Is it safe for the team to go now? Of course, mission teams from Holston have traveled to and from Sudan since 2005, even before a covenant partnership was formed with the East Africa Conference in 2008. In 2011, South Sudan celebrated its independence from Sudan, and it seemed that peace and safety were even surer than before.
However, in December the world’s newest nation saw forces of the government and its opposition begin a new civil war, and attempts to bring peace have failed. Since then, 1.5 million people in South Sudan have been forced from their home and a severe food crisis is underway.

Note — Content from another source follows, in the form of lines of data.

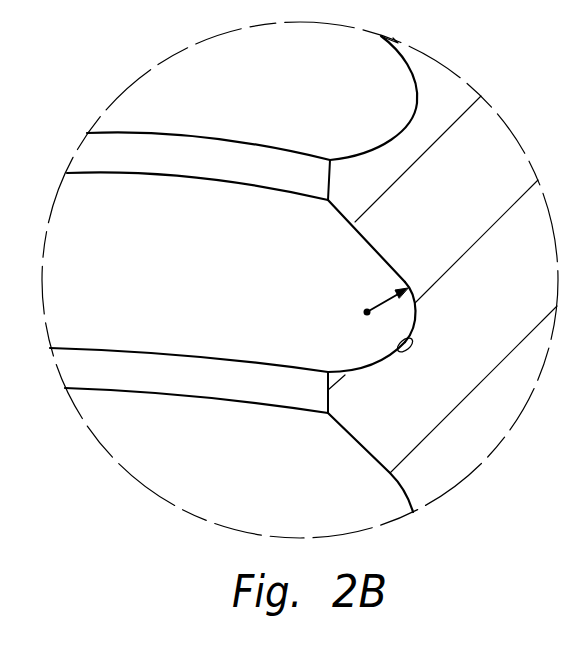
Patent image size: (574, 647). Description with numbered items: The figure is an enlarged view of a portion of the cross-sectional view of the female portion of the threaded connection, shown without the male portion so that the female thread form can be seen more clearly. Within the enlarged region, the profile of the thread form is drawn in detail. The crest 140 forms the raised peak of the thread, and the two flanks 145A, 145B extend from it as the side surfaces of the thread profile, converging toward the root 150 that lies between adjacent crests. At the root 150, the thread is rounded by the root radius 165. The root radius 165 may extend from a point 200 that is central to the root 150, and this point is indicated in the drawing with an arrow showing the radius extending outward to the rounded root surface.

The crest 140 is at (193, 148).
The flank 145A is at (372, 243).
The root 150 is at (417, 324).
The root radius 165 is at (406, 351).
The flank 145B is at (363, 373).
The point 200 is at (367, 312).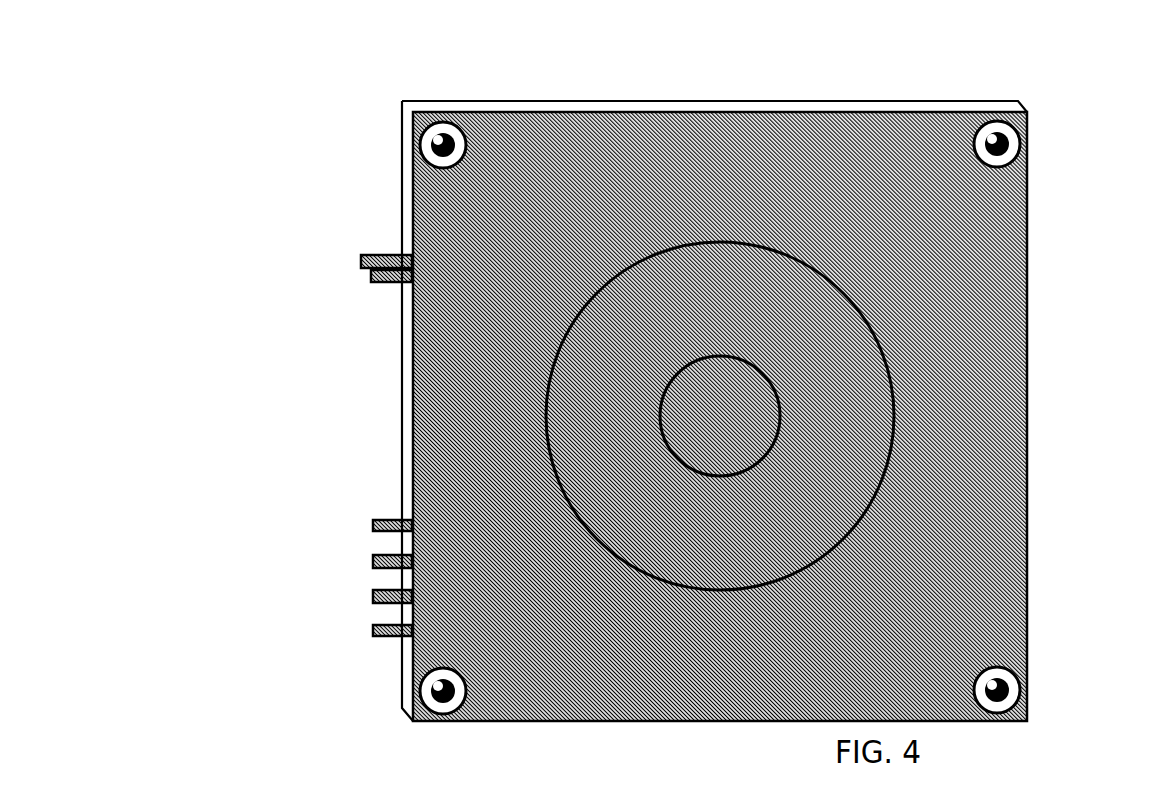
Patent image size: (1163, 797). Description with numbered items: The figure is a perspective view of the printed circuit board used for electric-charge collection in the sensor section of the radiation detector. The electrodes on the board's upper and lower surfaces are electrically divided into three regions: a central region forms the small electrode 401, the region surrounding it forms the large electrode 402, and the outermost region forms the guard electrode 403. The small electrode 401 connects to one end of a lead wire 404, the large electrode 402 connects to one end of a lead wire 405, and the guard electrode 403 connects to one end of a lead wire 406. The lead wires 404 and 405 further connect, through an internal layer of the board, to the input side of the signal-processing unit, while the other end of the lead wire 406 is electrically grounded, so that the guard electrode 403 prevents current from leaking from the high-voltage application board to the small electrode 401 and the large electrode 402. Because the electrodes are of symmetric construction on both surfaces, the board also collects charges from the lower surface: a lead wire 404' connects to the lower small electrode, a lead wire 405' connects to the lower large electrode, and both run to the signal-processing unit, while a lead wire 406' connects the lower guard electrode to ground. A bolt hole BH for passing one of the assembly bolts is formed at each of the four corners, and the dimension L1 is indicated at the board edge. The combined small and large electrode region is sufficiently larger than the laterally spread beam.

The small electrode 401 is at (897, 334).
The large electrode 402 is at (846, 416).
The guard electrode 403 is at (778, 411).
The lead wire 404 is at (318, 514).
The lead wire 405 is at (318, 550).
The lead wire 406 is at (317, 266).
The lead wire 404' is at (329, 607).
The lead wire 405' is at (377, 614).
The lead wire 406' is at (322, 234).
The bolt hole BH is at (427, 117).
The plate thickness dimension L1 is at (364, 713).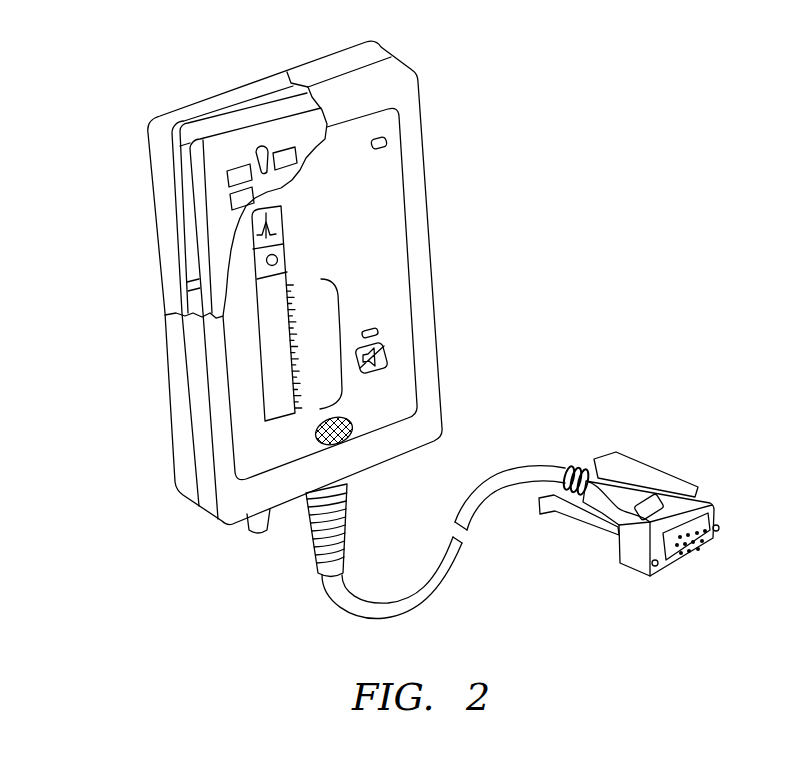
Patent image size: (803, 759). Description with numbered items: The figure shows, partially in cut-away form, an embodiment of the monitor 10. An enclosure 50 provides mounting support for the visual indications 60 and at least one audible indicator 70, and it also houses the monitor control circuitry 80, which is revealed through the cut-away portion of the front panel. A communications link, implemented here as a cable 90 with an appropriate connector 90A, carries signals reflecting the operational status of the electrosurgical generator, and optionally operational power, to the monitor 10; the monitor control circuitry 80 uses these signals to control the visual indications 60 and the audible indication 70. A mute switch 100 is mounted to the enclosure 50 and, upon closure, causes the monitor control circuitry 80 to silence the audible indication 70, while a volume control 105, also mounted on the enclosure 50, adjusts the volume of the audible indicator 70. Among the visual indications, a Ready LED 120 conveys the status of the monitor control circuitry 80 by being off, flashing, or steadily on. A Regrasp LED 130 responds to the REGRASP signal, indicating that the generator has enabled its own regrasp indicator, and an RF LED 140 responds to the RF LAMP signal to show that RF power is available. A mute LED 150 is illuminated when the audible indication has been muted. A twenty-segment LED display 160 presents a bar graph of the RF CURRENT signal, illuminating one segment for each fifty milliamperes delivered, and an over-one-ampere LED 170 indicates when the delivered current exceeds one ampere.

The monitor 10 is at (296, 331).
The enclosure 50 is at (413, 72).
The visual indications 60 is at (364, 159).
The audible indicator 70 is at (318, 433).
The monitor control circuitry 80 is at (213, 210).
The cable 90 is at (458, 572).
The connector 90A is at (709, 482).
The mute switch 100 is at (402, 364).
The volume control 105 is at (258, 535).
The Ready LED 120 is at (398, 138).
The Regrasp LED 130 is at (287, 218).
The RF LED 140 is at (291, 249).
The mute LED 150 is at (397, 331).
The LED display 160 is at (341, 338).
The 1A LED 170 is at (294, 279).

The Holston team that departed today will be serving in Yei and surrounding villages, which are a good distance south of the conflicts. The Rev. Fred Dearing, Holston clergy appointed as a United Methodist district superintendent in South Sudan, has safely traveled between Africa and the U.S. a couple of times since December, and the team that is traveling today is expected to be safe as they join him and his wife Libby. In fact, the Rev. David Hall and Becky Hall --- of Christ United Methodist Church in Chattanooga, Tenn. – just recently returned from South Sudan safely after leading clergy training there.
Although some have asked about the threat of Ebola, the virus has been reported in the west African nations of Sierra Leone, Liberia and Nigeria – but not in east Africa.
The team is in Detroit now and will depart for Amsterdam at 7:49 p.m., followed by Kigali and Entebbe, then two nights in Uganda before the final flight to South Sudan.